The other part of this is that we started hearing in maybe 2010, with Obama term limited, that they were embedding militants and activists in the DOJ. They would typically come in as political appointees, under the level requiring Senate confirmation, and then switch over to career status, their switch over approved by other Obama political appointees. As political appointees, they could expect to be fired the next time the Republicans won the Presidency. But embedded now as top level career employees, they could only be removed for cause. Slick and effective (Lawfare again?). And, of course, the Obama Administration political appointees recruited and aggressively promoted fellow travelers during their time in office. In any case, that is a good part of how they could have recruited Mueller’s team of rapidly partisan unscrupulous political hacks as its prosecutors. The senior members, like Weissman, weren’t originally hired by Obama people, but were protected from well deserved discipline and then promoted.

Bruce Hayden said...

“Is it then joust between Lawfare Group. Vs ?Federalist Society?
Or just Trump's lawyers”

I think both.

I am glad though that you pointed this out.
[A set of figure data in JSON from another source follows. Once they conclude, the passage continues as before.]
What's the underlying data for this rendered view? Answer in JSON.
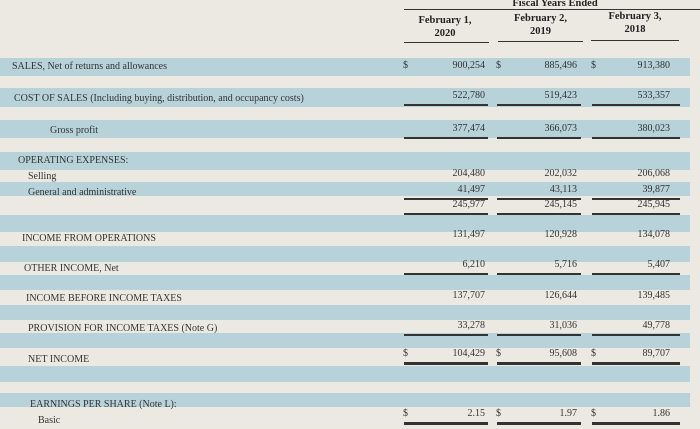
{
  "header": {
    "group": "Fiscal Years Ended",
    "cols": [
      "February 1,\n2020",
      "February 2,\n2019",
      "February 3,\n2018"
    ]
  },
  "rows": [
    {
      "label": "SALES, Net of returns and allowances",
      "values": [
        "900,254",
        "885,496",
        "913,380"
      ],
      "dollar": true
    },
    {
      "label": "COST OF SALES (Including buying, distribution, and occupancy costs)",
      "values": [
        "522,780",
        "519,423",
        "533,357"
      ]
    },
    {
      "label": "Gross profit",
      "values": [
        "377,474",
        "366,073",
        "380,023"
      ]
    },
    {
      "label": "OPERATING EXPENSES:"
    },
    {
      "label": "Selling",
      "values": [
        "204,480",
        "202,032",
        "206,068"
      ]
    },
    {
      "label": "General and administrative",
      "values": [
        "41,497",
        "43,113",
        "39,877"
      ]
    },
    {
      "label": "",
      "values": [
        "245,977",
        "245,145",
        "245,945"
      ]
    },
    {
      "label": "INCOME FROM OPERATIONS",
      "values": [
        "131,497",
        "120,928",
        "134,078"
      ]
    },
    {
      "label": "OTHER INCOME, Net",
      "values": [
        "6,210",
        "5,716",
        "5,407"
      ]
    },
    {
      "label": "INCOME BEFORE INCOME TAXES",
      "values": [
        "137,707",
        "126,644",
        "139,485"
      ]
    },
    {
      "label": "PROVISION FOR INCOME TAXES (Note G)",
      "values": [
        "33,278",
        "31,036",
        "49,778"
      ]
    },
    {
      "label": "NET INCOME",
      "values": [
        "104,429",
        "95,608",
        "89,707"
      ],
      "dollar": true
    },
    {
      "label": "EARNINGS PER SHARE (Note L):"
    },
    {
      "label": "Basic",
      "values": [
        "2.15",
        "1.97",
        "1.86"
      ],
      "dollar": true
    }
  ],
  "currency_symbol": "$"
}
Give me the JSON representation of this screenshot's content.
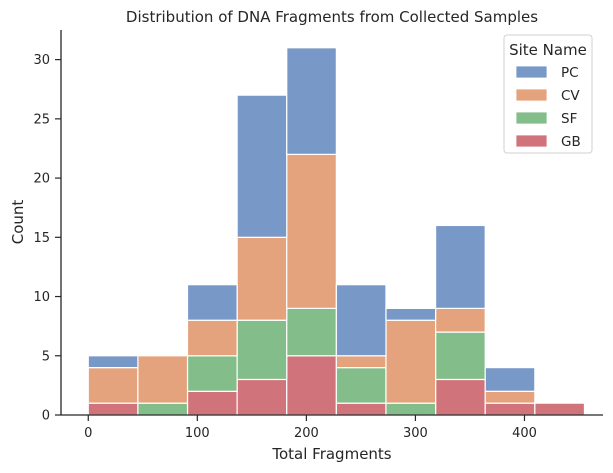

Obama seems to also have tried to recast the Judiciary through the appointment of rabidly leftist judges. And the result has been, time and time again, that his judges have ignored clear law, and issued nation wide injunctions (very recent, and I think another gift from the Lawfare Group), in order to prevent Trump from enacting his agenda and protecting Obama’s legacy. Nowhere, of course, more aggressively than in immigration, where the Dems expect to create their permanent ruling majority by flooding our country with ignorant 3rd world peasants. And the Federakist Society has been at the center of that fight, trying to roll back the eight years of Judiciary Branch rot bequeathed us by Obama.

Stephen said...

Professor Althouse,

I’m not a con law prof—perhaps that’s why I’m not getting your point. It makes sense to me that the constitutional design takes it as a given that constitutional actors will be self interested, and that coupling a place with self interest could be an important part of a system of checks and balances.

But to me it does not follow from this point about linking self interest with institutional design that using one’s official powers solely in ones own interest when there is no good faith belief that the national interest is at stake is part of the constitutional design or unimpeachable. What am I missing?

I realize that most commentators here believe that Trump was acting in good faith. In my view, that’s a non frivolous contention that should be fully explored. But it cannot, on this record, be assumed. Do you disagree?